The surprising resilience of global economic growth

01.06.19 Publication:

This was supposed to be the year of the global economic slowdown, led by the United
States and Europe. More than 10 years after those regions’ recovery from the 2008 financial
crisis began, it looked to be time for a recession or slowdown, especially with a trade war
under way between the world’s two largest economies, the United States and China. So the
big surprise of 2019 is that the slowdown has not really happened.

One main reason for the surprise is that a central part of the logic behind the idea
that a slowdown or recession must be imminent was mistaken. It was based on the
experience of other slowdowns and recessions during the postwar era. But conditions today
are different, because the 2008 financial crisis has made them different.

Previous postwar slowdowns took place when rising price inflation forced central
banks to raise interest rates sharply. This raised borrowing costs for the private sector,
including households, and sometimes caused difficulties for banks as default rates by their
borrowers typically rose. Thus, an economy that had been over-heating, with demand
growing more rapidly than the productive capacity of the economy could cope with, had to
be cooled down, deliberately. Sometimes this happened in a smooth way, sometimes not.

Admittedly, last year the Federal Reserve Board in the United States has been raising
its interest rates and its counterpart in Europe’s euro zone, the European Central Bank, has
announced that it is ending its programme of direct expansion of the supply of money
through quantitative easing. So some cooling down has been taking place.

Yet these actions have not been made in response to rising price inflation, unlike in
the past. In America’s case, the Fed’s interest rate rises during 2018 were a response to a
tightening labour market but there had been no evidence of upward pressure on wages. In
Europe’s case, unemployment has fallen but is still high at 6% in the euro zone, with levels
of 10% or higher in France, Italy, Spain and Greece.

In truth, these moves to tighten monetary policy slightly represent efforts to begin a
process of normalisation of financial conditions. Low and often negative interest rates have
produced considerable distortions in financial markets, a problem with which Japan and
Japanese corporations are highly familiar. But such moderate efforts at normalisation can
easily be paused or even reversed. That is what the Federal Reserve is doing now.

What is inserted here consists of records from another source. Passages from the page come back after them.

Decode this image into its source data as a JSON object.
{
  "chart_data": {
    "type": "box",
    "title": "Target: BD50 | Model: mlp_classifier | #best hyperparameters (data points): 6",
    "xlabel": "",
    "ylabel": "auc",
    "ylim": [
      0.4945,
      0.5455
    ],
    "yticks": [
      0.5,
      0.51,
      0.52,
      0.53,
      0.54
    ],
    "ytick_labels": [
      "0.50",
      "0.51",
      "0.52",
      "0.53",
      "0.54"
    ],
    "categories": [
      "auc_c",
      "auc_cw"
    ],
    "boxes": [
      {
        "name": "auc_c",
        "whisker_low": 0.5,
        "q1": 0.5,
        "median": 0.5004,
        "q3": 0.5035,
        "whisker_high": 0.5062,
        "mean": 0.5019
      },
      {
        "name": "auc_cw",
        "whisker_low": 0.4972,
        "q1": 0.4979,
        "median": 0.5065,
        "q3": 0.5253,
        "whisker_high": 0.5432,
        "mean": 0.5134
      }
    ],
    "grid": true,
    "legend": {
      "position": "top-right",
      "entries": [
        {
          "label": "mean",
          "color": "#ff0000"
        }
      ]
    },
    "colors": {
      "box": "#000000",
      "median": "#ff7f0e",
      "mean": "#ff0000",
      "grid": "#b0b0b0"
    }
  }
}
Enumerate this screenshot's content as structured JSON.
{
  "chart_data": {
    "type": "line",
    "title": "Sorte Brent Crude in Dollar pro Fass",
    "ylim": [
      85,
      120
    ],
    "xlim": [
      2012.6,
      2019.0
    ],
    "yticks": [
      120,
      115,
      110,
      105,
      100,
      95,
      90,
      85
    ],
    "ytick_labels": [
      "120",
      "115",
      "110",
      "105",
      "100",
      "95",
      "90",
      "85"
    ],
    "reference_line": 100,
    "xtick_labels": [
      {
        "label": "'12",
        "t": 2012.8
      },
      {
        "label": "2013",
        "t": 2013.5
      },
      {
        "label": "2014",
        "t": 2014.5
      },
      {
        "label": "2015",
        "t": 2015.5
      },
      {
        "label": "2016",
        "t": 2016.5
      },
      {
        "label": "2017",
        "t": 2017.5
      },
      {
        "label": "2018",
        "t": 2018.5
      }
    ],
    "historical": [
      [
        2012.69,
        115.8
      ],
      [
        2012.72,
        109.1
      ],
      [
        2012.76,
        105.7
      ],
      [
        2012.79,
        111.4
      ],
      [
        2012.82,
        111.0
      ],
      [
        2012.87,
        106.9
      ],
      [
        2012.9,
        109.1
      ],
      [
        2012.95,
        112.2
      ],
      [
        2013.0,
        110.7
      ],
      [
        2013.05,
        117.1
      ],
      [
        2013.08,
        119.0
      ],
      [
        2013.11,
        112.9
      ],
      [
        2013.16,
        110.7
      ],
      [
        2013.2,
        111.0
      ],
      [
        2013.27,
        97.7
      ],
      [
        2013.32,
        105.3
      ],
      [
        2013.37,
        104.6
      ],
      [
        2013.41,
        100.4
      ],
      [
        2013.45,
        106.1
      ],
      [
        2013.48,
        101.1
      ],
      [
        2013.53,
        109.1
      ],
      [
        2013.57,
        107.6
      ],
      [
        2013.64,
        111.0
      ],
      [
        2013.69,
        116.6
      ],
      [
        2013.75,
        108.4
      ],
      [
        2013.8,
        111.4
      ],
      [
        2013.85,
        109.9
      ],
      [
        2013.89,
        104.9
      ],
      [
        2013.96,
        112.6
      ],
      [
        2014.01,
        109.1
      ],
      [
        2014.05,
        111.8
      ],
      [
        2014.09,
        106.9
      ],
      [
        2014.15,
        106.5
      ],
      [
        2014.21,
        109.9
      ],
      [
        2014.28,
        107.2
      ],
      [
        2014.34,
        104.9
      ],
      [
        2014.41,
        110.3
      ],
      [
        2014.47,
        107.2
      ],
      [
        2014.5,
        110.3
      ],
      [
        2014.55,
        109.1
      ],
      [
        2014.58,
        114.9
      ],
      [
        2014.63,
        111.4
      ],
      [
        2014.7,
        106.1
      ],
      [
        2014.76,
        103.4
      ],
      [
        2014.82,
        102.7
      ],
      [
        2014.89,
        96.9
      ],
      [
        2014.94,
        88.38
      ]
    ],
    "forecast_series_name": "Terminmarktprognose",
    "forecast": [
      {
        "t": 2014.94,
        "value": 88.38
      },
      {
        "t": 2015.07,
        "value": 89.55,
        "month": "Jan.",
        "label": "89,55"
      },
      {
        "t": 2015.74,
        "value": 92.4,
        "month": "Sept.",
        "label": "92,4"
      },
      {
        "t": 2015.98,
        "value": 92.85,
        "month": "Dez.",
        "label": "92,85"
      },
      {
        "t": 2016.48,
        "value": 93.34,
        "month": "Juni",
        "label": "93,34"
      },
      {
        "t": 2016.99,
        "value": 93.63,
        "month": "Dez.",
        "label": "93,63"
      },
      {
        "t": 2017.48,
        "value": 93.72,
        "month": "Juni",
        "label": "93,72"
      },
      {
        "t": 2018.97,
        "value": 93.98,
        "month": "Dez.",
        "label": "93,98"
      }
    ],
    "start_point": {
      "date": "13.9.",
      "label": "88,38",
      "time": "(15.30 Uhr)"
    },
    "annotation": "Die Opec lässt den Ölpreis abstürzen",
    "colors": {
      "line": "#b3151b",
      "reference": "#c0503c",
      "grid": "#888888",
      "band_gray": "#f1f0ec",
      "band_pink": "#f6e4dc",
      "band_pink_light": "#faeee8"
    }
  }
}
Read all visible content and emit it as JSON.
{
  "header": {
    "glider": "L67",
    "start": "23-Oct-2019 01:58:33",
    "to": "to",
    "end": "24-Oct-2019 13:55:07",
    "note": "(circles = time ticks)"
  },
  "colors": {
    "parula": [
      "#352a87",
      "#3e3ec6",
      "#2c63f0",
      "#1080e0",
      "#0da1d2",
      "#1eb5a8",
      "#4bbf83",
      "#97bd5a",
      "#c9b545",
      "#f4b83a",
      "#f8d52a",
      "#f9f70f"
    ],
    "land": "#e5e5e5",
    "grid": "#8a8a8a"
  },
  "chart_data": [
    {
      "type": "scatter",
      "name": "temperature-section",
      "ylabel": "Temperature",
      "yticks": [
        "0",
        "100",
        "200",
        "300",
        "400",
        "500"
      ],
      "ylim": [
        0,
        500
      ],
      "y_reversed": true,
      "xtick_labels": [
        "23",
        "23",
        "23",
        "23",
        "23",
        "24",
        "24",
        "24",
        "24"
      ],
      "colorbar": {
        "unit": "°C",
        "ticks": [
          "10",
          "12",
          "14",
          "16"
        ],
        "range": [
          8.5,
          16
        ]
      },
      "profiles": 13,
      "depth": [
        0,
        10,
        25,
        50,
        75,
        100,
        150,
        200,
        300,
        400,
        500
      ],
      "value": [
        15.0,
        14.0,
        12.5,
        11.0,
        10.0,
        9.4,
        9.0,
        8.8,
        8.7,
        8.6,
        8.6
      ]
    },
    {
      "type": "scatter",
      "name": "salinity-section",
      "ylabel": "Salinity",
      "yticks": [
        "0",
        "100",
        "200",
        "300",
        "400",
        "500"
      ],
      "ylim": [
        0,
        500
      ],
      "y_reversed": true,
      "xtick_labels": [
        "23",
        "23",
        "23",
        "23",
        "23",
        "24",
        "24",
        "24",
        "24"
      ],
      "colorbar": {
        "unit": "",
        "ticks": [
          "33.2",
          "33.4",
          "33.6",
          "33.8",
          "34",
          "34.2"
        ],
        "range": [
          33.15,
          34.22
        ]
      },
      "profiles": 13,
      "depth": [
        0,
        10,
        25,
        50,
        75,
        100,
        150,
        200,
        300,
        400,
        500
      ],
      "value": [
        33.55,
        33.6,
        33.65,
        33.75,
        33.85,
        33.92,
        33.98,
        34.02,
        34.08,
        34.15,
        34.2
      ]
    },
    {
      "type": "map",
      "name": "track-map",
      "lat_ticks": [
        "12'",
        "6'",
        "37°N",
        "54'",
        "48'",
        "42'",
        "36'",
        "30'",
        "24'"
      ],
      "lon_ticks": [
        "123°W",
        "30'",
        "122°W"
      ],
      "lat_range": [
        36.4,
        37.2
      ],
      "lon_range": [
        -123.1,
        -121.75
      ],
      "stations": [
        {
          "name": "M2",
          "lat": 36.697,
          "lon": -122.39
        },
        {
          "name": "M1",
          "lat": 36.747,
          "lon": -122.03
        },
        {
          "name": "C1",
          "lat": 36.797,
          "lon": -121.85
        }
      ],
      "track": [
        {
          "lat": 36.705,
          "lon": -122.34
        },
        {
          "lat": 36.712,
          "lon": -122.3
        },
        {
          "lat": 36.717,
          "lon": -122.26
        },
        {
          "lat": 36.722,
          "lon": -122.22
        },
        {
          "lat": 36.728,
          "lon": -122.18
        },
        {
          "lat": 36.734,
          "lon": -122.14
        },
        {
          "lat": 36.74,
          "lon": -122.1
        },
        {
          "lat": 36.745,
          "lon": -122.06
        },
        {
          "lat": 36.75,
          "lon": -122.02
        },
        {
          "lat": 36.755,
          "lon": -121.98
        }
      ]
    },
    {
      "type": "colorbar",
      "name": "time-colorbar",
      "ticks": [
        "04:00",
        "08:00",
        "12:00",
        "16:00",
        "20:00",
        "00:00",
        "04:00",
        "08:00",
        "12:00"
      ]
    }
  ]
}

In both Europe and the United States, there remains quite a lot of slack in the
economy and so plenty of scope for further growth. Labour-force participation rates in the
United States, which have been fluctuating around 65% of 15-64-year-olds, are far below
levels in Japan or Western Europe. High unemployment in Europe is also accompanied by
unusually large numbers of workers on part-time and short-term contracts. So the likelihood
of inflation is low. Brexit is a source of uncertainty, but most firms have made their
preparations for it already.

This abundance of spare capacity is the likely explanation for why economic activity
on both sides of the Atlantic has been stronger in the first four months of 2019 than many
forecasters had expected. Moreover, the Chinese economy, which has a noticeable effect
on manufacturing and capital-goods exporters such as Germany and Italy, has also                                                      rebounded in recent months, thanks to the relaxation of Chinese government restrictions                                                          and some new stimulus to lending.

The question, of course, is what these rebounds mean for the rest of 2019 and for
2020. What they in particular mean is that neither of the big negative factors of rising
central bank interest rates or the US-China trade war has proved powerful enough to cause
a proper recession or stagnation.

Even though new, more aggressive tariff hostilities have now broken out between the US
and China, we can expect the trade war to remain an important but marginal factor in the
global economy. It is and has been a negative force, but not decisively so. Official interest
rates will likewise have a marginal influence.

Higher oil prices are another potential source of difficulty. America’s decision to
tighten sanctions on Iran have led to a new rise in international crude oil prices. But at
around $70 per barrel for Brent crude, they remain well below the $85 level seen during
late 2018. If they rise back to $85 or more, this will have a contractionary effect on oil-
consuming countries such as Japan and Europe and may dampen US growth as well. Yet
there is no known reason to believe that a new jump in oil prices is likely.

Consequently, I think we can say that the economic outlook for 2019 and 2020 is
quite benign. There will not be spectacular, exciting growth. But neither will there be a
recession. The outlook for business is for quite steady, quite stable growth.